With the policy and procedures being in a state of flux for a long time, defence manufacturing – and consequently exports – have not really picked up in a big way. The Strategic Partnership Scheme, introduced in 2017, was seen as the ultimate stimulant for energising defence production in the private sector. But the scheme has made little progress and, in fact, it is already in the process of being refined.
Several major projects involving the manufacture of equipment and platforms in India, including aircraft, submarines and armoured vehicles, have been hanging fire. Exports cannot pick up unless these platforms start getting made in India. It is also well known that the present inertia is not only on account of procedural complexities and tardy decision-making.
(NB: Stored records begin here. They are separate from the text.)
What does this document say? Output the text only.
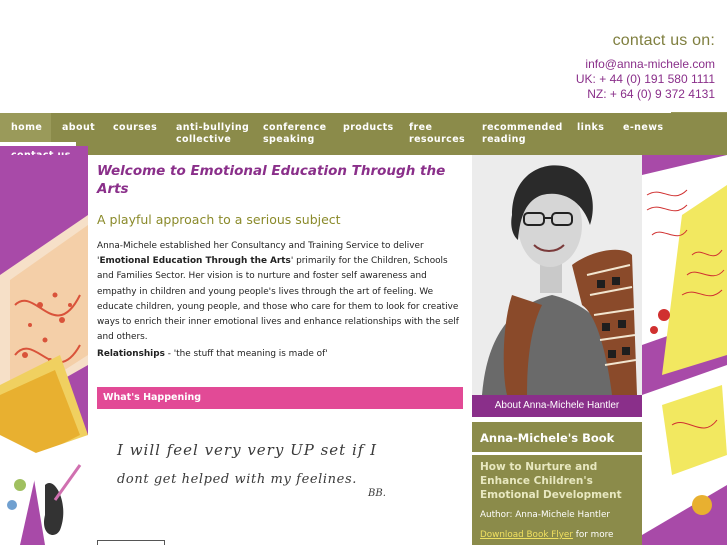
contact us on:
info@anna-michele.com
UK: + 44 (0) 191 580 1111
NZ: + 64 (0) 9 372 4131
home about courses anti-bullying
collective
conference
speaking
products free
resources
recommended
reading
links e-news
Welcome to Emotional Education Through the Arts
A playful approach to a serious subject
Anna-Michele established her Consultancy and Training Service to deliver 'Emotional Education Through the Arts' primarily for the Children, Schools and Families Sector. Her vision is to nurture and foster self awareness and empathy in children and young people's lives through the art of feeling. We educate children, young people, and those who care for them to look for creative ways to enrich their inner emotional lives and enhance relationships with the self and others.
Relationships - 'the stuff that meaning is made of'
What's Happening
I will feel very very UP set if I
dont get helped with my feelines.
BB.
About Anna-Michele Hantler
Anna-Michele's Book
How to Nurture and Enhance Children's Emotional Development
Author: Anna-Michele Hantler
Download Book Flyer for more
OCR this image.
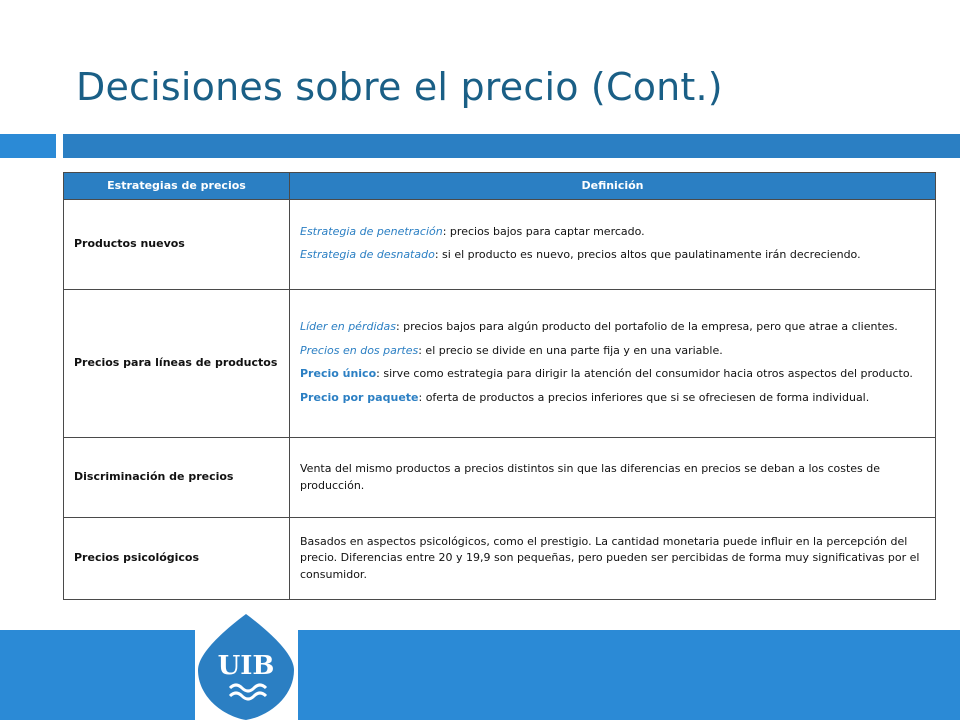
Decisiones sobre el precio (Cont.)
Estrategias de precios	Definición
Productos nuevos	Estrategia de penetración: precios bajos para captar mercado.

Estrategia de desnatado: si el producto es nuevo, precios altos que paulatinamente irán decreciendo.

Precios para líneas de productos	Líder en pérdidas: precios bajos para algún producto del portafolio de la empresa, pero que atrae a clientes.

Precios en dos partes: el precio se divide en una parte fija y en una variable.

Precio único: sirve como estrategia para dirigir la atención del consumidor hacia otros aspectos del producto.

Precio por paquete: oferta de productos a precios inferiores que si se ofreciesen de forma individual.

Discriminación de precios	Venta del mismo productos a precios distintos sin que las diferencias en precios se deban a los costes de producción.
Precios psicológicos	Basados en aspectos psicológicos, como el prestigio. La cantidad monetaria puede influir en la percepción del precio. Diferencias entre 20 y 19,9 son pequeñas, pero pueden ser percibidas de forma muy significativas por el consumidor.
UIB
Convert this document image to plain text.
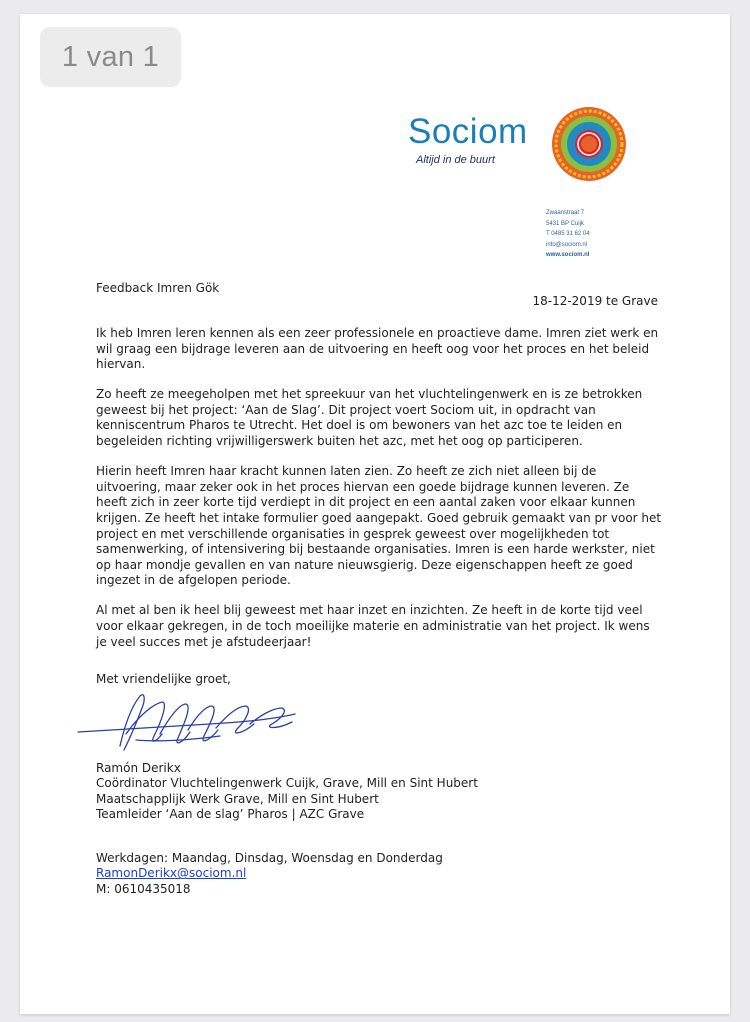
1 van 1
Sociom
Altijd in de buurt
Zwaanstraat 7
5431 BP Cuijk
T 0485 31 62 04
info@sociom.nl
www.sociom.nl
Feedback Imren Gök
18-12-2019 te Grave

Ik heb Imren leren kennen als een zeer professionele en proactieve dame. Imren ziet werk en wil graag een bijdrage leveren aan de uitvoering en heeft oog voor het proces en het beleid hiervan.

Zo heeft ze meegeholpen met het spreekuur van het vluchtelingenwerk en is ze betrokken geweest bij het project: ‘Aan de Slag’. Dit project voert Sociom uit, in opdracht van kenniscentrum Pharos te Utrecht. Het doel is om bewoners van het azc toe te leiden en begeleiden richting vrijwilligerswerk buiten het azc, met het oog op participeren.

Hierin heeft Imren haar kracht kunnen laten zien. Zo heeft ze zich niet alleen bij de uitvoering, maar zeker ook in het proces hiervan een goede bijdrage kunnen leveren. Ze heeft zich in zeer korte tijd verdiept in dit project en een aantal zaken voor elkaar kunnen krijgen. Ze heeft het intake formulier goed aangepakt. Goed gebruik gemaakt van pr voor het project en met verschillende organisaties in gesprek geweest over mogelijkheden tot samenwerking, of intensivering bij bestaande organisaties. Imren is een harde werkster, niet op haar mondje gevallen en van nature nieuwsgierig. Deze eigenschappen heeft ze goed ingezet in de afgelopen periode.

Al met al ben ik heel blij geweest met haar inzet en inzichten. Ze heeft in de korte tijd veel voor elkaar gekregen, in de toch moeilijke materie en administratie van het project. Ik wens je veel succes met je afstudeerjaar!

Met vriendelijke groet,
Ramón Derikx
Coördinator Vluchtelingenwerk Cuijk, Grave, Mill en Sint Hubert
Maatschapplijk Werk Grave, Mill en Sint Hubert
Teamleider ‘Aan de slag’ Pharos | AZC Grave
Werkdagen: Maandag, Dinsdag, Woensdag en Donderdag
RamonDerikx@sociom.nl
M: 0610435018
The standing committee on defence has been continuously pointing to gross inadequacy in budget outlays, so much so that the allocation may not be enough even to discharge the committed liabilities on account of the ongoing contracts during the current year. This is not complimentary to the image of an emerging manufacturing hub and exporter of arms.
DefExpo 2018 provides a good opportunity for the prime minister and the defence minister to clear the air on some of these issues. Doing so will inspire confidence among the exhibitors and other business visitors as well as lessen the rigors of the enervating heat in Chennai at this time of the year. Hopefully, the Defence Exhibition Organisation will keep this aspect in mind while deciding on the timing of what seems to be turning into a peripatetic exhibition.